In the late 1960s, a handful of artists garnered attention for using land as both subject and material. Installation pieces featuring rocks and dirt started cropping up in galleries, and much larger works were created in remote areas of the American Southwest. Troublemakers: The Story of Land Art casts light on this moment in art history, with an elusiveness that mirrors the art itself.
Art critics offer two historical factors for the emergence of ’60s land art: the Vietnam War and the space program. The latter presented a new view of the earth as object, photographed for the first time in full view. The former was a terrible demonstration of man’s power over landscape, highlighted here by eerily beautiful footage of exploding bombs.
There were personal reasons for the work as well. Some artists were chafing against the restrictions of the art gallery or its surrounding social strata. They had ideas that could not be realized within four walls, and some had personalities that made it hard to schmooze. Robert Smithson, one of the major figures profiled, is described as “satanic” and “insane,” with an “apocalyptic nature” to his writing. His most famous work, Spiral Jetty, is an immense arrangement of stone and water with an “infernal” feel to it, according to Virginia Dwan, the movement’s most notable patron.

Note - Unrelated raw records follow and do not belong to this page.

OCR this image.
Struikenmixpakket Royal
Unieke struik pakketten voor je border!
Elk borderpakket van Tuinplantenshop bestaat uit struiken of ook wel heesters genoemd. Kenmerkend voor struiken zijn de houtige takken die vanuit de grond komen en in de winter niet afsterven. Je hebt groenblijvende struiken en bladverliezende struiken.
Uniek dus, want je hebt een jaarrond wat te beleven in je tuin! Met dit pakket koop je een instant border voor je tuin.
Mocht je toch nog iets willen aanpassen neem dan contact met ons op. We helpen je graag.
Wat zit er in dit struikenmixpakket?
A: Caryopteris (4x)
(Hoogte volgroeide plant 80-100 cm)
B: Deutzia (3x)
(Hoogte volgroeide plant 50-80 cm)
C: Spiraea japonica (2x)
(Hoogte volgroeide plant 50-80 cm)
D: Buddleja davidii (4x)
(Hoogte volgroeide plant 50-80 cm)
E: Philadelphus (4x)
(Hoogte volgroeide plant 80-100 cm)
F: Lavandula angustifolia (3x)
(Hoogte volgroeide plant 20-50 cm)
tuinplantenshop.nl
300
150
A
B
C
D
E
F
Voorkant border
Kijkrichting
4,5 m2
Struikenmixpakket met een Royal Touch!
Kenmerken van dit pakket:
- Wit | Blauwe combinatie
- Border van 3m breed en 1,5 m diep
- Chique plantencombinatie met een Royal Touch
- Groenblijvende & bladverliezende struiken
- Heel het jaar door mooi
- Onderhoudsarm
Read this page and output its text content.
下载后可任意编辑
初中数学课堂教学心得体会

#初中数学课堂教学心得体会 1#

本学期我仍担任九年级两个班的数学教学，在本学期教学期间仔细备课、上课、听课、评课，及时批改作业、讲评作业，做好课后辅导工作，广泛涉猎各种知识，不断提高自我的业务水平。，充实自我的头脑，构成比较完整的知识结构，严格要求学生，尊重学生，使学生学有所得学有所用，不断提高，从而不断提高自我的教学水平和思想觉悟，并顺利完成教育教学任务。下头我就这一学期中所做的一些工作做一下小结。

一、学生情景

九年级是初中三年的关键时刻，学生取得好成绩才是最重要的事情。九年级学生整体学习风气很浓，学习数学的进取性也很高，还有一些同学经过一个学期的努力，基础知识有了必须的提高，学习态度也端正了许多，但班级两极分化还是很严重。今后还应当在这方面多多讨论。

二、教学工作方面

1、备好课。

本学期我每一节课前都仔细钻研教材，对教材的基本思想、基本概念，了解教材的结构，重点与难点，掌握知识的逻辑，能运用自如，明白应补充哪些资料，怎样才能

Dwan notes the common thread of obsession among the artists, telling a humorous story of a time when she, at a Smithson site, found herself sinking in quicksand. Not one of the artists present turned around when she cried out, let alone stopped their work. Michael Heizer started a piece called City in 1972 and is still working on it to this day.
Heizer’s Double Negative is discussed at length. Described as a kind of skyscraper in the ground, it consists of two gashes cut into the earth on either side of a canyon. For its full power, Dwan says, it must be experienced, not merely seen. In an archival interview, Heizer meanders through a metaphysical explanation of it, but what seems apparent is that words matter least in the face of it. Walking down into and through it is indescribable.

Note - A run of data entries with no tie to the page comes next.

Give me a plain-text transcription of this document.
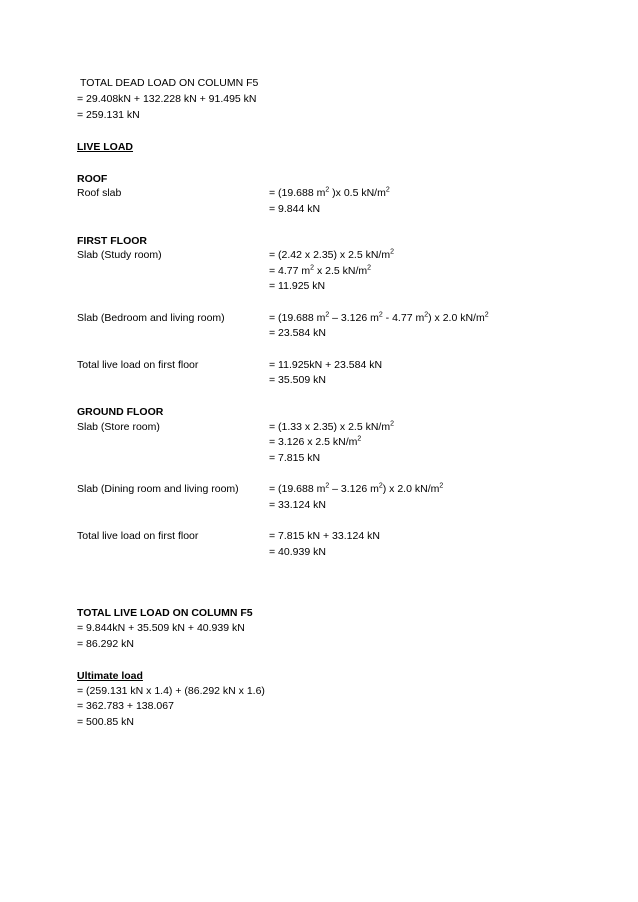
TOTAL DEAD LOAD ON COLUMN F5
= 29.408kN + 132.228 kN + 91.495 kN
= 259.131 kN
LIVE LOAD
ROOF
Roof slab	= (19.688 $m^2$ )x 0.5 $kN/m^2$
= 9.844 kN
FIRST FLOOR
Slab (Study room)	= (2.42 x 2.35) x 2.5 $kN/m^2$
= 4.77 $m^2$ x 2.5 $kN/m^2$
= 11.925 kN
Slab (Bedroom and living room)	= (19.688 $m^2 - 3.126$ $m^2 - 4.77$ $m^2$) x 2.0 $kN/m^2$
= 23.584 kN
Total live load on first floor	= 11.925kN + 23.584 kN
= 35.509 kN
GROUND FLOOR
Slab (Store room)	= (1.33 x 2.35) x 2.5 $kN/m^2$
= 3.126 x 2.5 $kN/m^2$
= 7.815 kN
Slab (Dining room and living room)	= (19.688 $m^2 - 3.126$ $m^2$) x 2.0 $kN/m^2$
= 33.124 kN
Total live load on first floor	= 7.815 kN + 33.124 kN
= 40.939 kN
TOTAL LIVE LOAD ON COLUMN F5
= 9.844kN + 35.509 kN + 40.939 kN
= 86.292 kN
Ultimate load
= (259.131 kN x 1.4) + (86.292 kN x 1.6)
= 362.783 + 138.067
= 500.85 kN
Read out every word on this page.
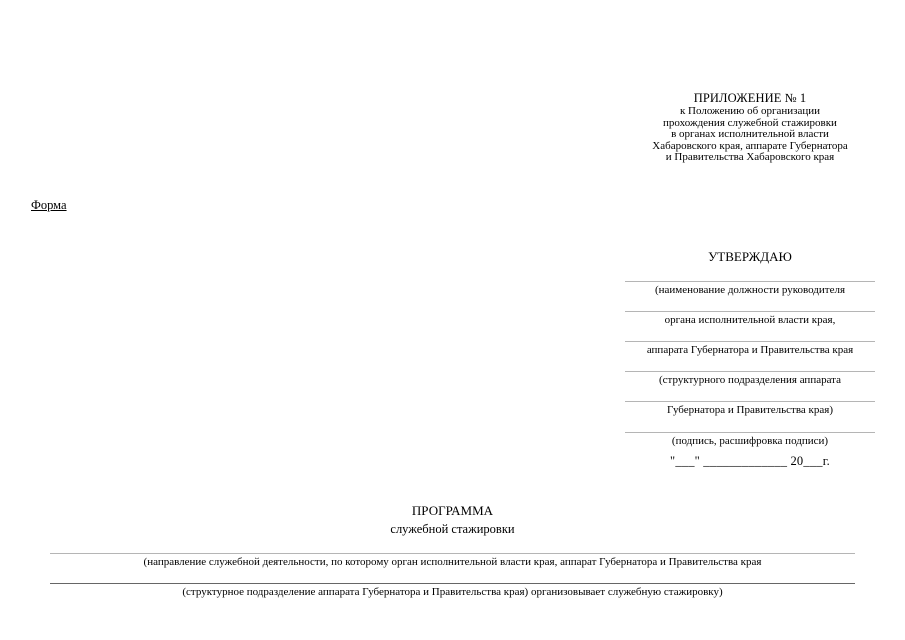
ПРИЛОЖЕНИЕ № 1
к Положению об организации
прохождения служебной стажировки
в органах исполнительной власти
Хабаровского края, аппарате Губернатора
и Правительства Хабаровского края
Форма
УТВЕРЖДАЮ
(наименование должности руководителя
органа исполнительной власти края,
аппарата Губернатора и Правительства края
(структурного подразделения аппарата
Губернатора и Правительства края)
(подпись, расшифровка подписи)
"___" _____________ 20___г.
ПРОГРАММА
служебной стажировки
(направление служебной деятельности, по которому орган исполнительной власти края, аппарат Губернатора и Правительства края
(структурное подразделение аппарата Губернатора и Правительства края) организовывает служебную стажировку)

There was a rejection of commodity, even of aptitude, at work in the movement. Artist Lawrence Weiner, shown chiseling the plaster away from a gallery wall in 1969, happily explains that the piece he is making can be re-created by anyone at any time. The idea is the important thing.
On the other hand, there was clearly virtuosity in the men and women who propelled those ideas. Walter De Maria’s The Lightning Field, an installation of four hundred steel rods in the New Mexico desert, is as beautifully composed as it is thought provoking. Land art challenges everyone to see their surroundings differently, but not just anyone can see the art waiting to be unearthed from his or her surroundings.

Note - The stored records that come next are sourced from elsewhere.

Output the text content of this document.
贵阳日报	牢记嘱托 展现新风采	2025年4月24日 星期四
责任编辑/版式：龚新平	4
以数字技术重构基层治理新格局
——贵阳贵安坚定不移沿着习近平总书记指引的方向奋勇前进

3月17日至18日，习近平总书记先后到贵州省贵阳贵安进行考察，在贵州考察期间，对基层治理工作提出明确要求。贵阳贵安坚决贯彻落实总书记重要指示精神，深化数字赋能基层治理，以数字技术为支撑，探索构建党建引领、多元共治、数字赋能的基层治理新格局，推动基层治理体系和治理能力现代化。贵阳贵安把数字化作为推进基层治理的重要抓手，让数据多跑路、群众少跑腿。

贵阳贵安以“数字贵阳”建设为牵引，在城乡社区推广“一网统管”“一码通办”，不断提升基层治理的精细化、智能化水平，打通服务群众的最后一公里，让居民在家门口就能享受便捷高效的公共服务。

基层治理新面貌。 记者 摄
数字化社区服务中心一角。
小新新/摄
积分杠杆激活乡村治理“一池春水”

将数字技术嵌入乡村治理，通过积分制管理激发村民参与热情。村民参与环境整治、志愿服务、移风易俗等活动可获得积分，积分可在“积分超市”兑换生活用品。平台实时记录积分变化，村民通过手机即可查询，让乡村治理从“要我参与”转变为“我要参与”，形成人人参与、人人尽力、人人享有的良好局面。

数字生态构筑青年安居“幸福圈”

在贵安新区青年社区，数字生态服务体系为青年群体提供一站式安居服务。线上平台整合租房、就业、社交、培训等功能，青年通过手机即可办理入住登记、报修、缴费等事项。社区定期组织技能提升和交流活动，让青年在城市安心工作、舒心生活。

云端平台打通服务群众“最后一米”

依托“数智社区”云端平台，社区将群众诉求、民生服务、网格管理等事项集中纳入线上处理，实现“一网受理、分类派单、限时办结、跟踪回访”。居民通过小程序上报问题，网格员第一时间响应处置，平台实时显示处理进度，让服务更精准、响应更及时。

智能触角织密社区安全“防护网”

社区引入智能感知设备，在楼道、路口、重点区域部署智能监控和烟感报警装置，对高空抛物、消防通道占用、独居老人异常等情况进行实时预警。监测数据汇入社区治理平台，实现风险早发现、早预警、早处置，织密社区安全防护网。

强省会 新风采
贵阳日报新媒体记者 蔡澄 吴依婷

Robert Smithson died in 1973 in a plane crash while scouting locations for a piece. Troublemakers ends nearly as abruptly, without devoting much effort to explaining the legacy of its subjects. Neither is a satisfactory explanation given to what trouble, if any, they actually created. But director James Crump manages to let land art cast a spell on the viewer, even while acknowledging mere photography cannot do it justice. As artist Carl Andre notes, referencing funeral mounds and the mysterious Stonehenge, “Earthworks are an older tradition than oil painting by about 3,000 years.” This is a worthy chapter covering their history.